The intended use must be established first because assignment results must be meaningful to the client and analyses of the market for the subject must reflect the intended use.
If the client intends to use the appraisal to secure a single loan secured with both properties held by the client’s loan applicant, the subject property is the entire holding (i.e., the portfolio). In this situation, the appraiser must include research and analyses to address the impact of all of the subject’s individual parts appearing in the market at the same time, to be sold by one owner to one buyer. The highest and best use may be as is for a portion of the portfolio and to develop (or not develop) the other portion. The question is how much does the market pay when the only choice is to buy two lots at the same time? This is a single appraisal.
Alternatively, if the same client intended to use the appraisal to secure one loan under loan conditions that would allow each property in the holding to be released (sold) on its own, the assignment is actually for several appraisals communicated in one report or possibly in several reports. In this configuration, each individual property is a subject property to be sold by one seller in the same time frame to (potentially) different buyers. The analyses must still address the potential impact, if any, of having all of the properties in the loan applicant’s portfolio on the market at one time but without the necessity of selling to one buyer in one transaction.

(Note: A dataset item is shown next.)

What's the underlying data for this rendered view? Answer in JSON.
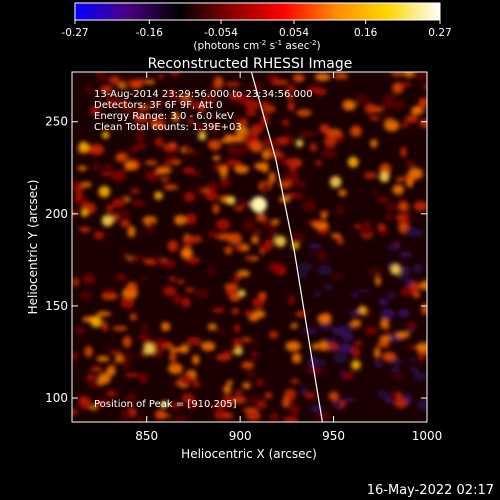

The intended use of the assignment results alters the characteristics of the subject that are relevant to the appraisal and clearly alters the appropriate scope of work. In the first instance, the relevant data about the subject and about its market must reflect the subject’s characteristics as a property portfolio rather than as an individual property within a community. In the latter case, the relevant data must address the relevant characteristics and market conditions for each individual property. Analyzing a portfolio of properties as if each property were a separate element or increment of value when the subject of the assignment is the portfolio fails to recognize distinct differences between the markets for individual properties and portfolios. Specifically, the value of the subject, as a portfolio, is not necessarily the sum of the values for each of the properties in that portfolio; it could be less or it could be more.